Jl 2, 12-18; Sal 50, 3-6.12-17; 2Co 5, 20-6,2; Mateo 6, 1-6.16-18

La Cuaresma empieza hoy, que es día de ayuno y abstinencia. Es muy probable que una de las prácticas cuaresmales más difíciles de entender y cumplir sea la del ayuno. De hecho, el mandato de abstinencia de carne durante todos los viernes del año, si bien es sustituible fuera del tiempo cuaresmal por otra práctica de piedad, es desconocido por muchas personas. Por eso es bueno que digamos alguna cosa sobre el ayuno y la abstinencia.

Jesús mostró la bondad de esa práctica ayunando cuarenta días en el desierto. Y además dijo, refiriéndose al demonio mudo, que sólo se combate con el ayuno y la oración.

Algunos padres de la Iglesia, al hablar del ayuno, lo contraponen al pecado de Adán y Eva, que dicen fue de gula. Con esa imagen nos muestran que es bueno saber prescindir de cosas para moderar el deseo y estar prontos para cumplir la ley de Dios.

El exceso en el comer y en el beber embota la inteligencia, y dificulta la vida espiritual. Puede ser causa de otros pecados. Aunque santo Tomás dice que es muy difícil llegar a pecar mortalmente de gula, todos sabemos que la dependencia de la comida es un lastre que hay que vigilar.

Algunos consideran que la gula sólo es exceso de comida, pero no es así. Comer caprichosamente, o ser sibarita, buscar sólo platos especiales o muy caros, al igual que el desorden, forman parte de la constelación de esta clase de pecados.
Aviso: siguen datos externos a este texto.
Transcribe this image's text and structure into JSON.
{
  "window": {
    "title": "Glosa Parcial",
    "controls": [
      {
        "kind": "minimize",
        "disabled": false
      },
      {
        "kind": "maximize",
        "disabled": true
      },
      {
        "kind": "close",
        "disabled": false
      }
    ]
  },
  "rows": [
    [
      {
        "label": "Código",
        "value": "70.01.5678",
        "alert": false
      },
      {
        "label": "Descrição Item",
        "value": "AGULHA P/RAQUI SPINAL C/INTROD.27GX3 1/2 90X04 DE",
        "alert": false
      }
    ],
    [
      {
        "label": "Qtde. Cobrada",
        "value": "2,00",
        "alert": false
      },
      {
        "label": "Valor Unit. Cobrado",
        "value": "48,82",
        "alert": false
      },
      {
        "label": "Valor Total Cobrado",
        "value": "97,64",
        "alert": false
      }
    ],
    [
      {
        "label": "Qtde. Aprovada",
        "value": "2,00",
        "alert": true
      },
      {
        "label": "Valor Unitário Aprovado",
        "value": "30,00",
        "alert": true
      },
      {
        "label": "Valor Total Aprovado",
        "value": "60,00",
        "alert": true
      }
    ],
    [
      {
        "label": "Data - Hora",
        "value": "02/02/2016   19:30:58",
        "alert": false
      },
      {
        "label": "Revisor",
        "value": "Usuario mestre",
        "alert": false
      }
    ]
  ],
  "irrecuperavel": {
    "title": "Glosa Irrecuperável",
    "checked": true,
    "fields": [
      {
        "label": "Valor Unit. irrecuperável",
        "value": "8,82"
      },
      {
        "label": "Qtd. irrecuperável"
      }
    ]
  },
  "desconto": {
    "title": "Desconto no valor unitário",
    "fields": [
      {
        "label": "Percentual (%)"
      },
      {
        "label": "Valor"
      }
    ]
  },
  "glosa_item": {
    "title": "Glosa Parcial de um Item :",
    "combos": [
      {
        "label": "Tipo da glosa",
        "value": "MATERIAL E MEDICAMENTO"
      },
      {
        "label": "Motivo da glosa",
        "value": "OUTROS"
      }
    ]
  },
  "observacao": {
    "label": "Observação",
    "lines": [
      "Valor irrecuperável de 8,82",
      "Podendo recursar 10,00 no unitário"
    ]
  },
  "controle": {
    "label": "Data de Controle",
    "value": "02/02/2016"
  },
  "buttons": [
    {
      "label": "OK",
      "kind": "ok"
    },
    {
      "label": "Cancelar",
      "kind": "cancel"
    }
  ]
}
La importancia del ayuno no reside en sí misma, sino en que dispone nuestro espíritu para estar más atento a Dios, y ser así capaces de responderle con mayor prontitud y generosidad. No basta la moderación en el comer, sino que es necesaria la intención. Los Padres de la Iglesia señalan que el ayuno ayuda a la oración.

Esta ascesis nos mueve a desaficionarnos de los bienes terrenos y a ser más sensibles a los dones espirituales.

Hay quien considera que es una tontería abstenerse de carne cuando hay otras cosas más caras o que le gustan más. En ese caso, lo que sería un acto de soberbia es desobedecer a la Iglesia. Ésta nos marca unos mínimos, que realizan la función de recordatorio, pero a cada uno, sólo o con ayuda de su director espiritual, le corresponde ver hasta dónde debe llevar su penitencia. Los excesos no son signo de mayor santidad. A veces, por el contrario, muestran una falta de prudencia que no es querida por Dios.

Al unirnos a las prácticas de la Iglesia, vivimos la comunión con ella y, por lo mismo, participamos de sus bienes espirituales.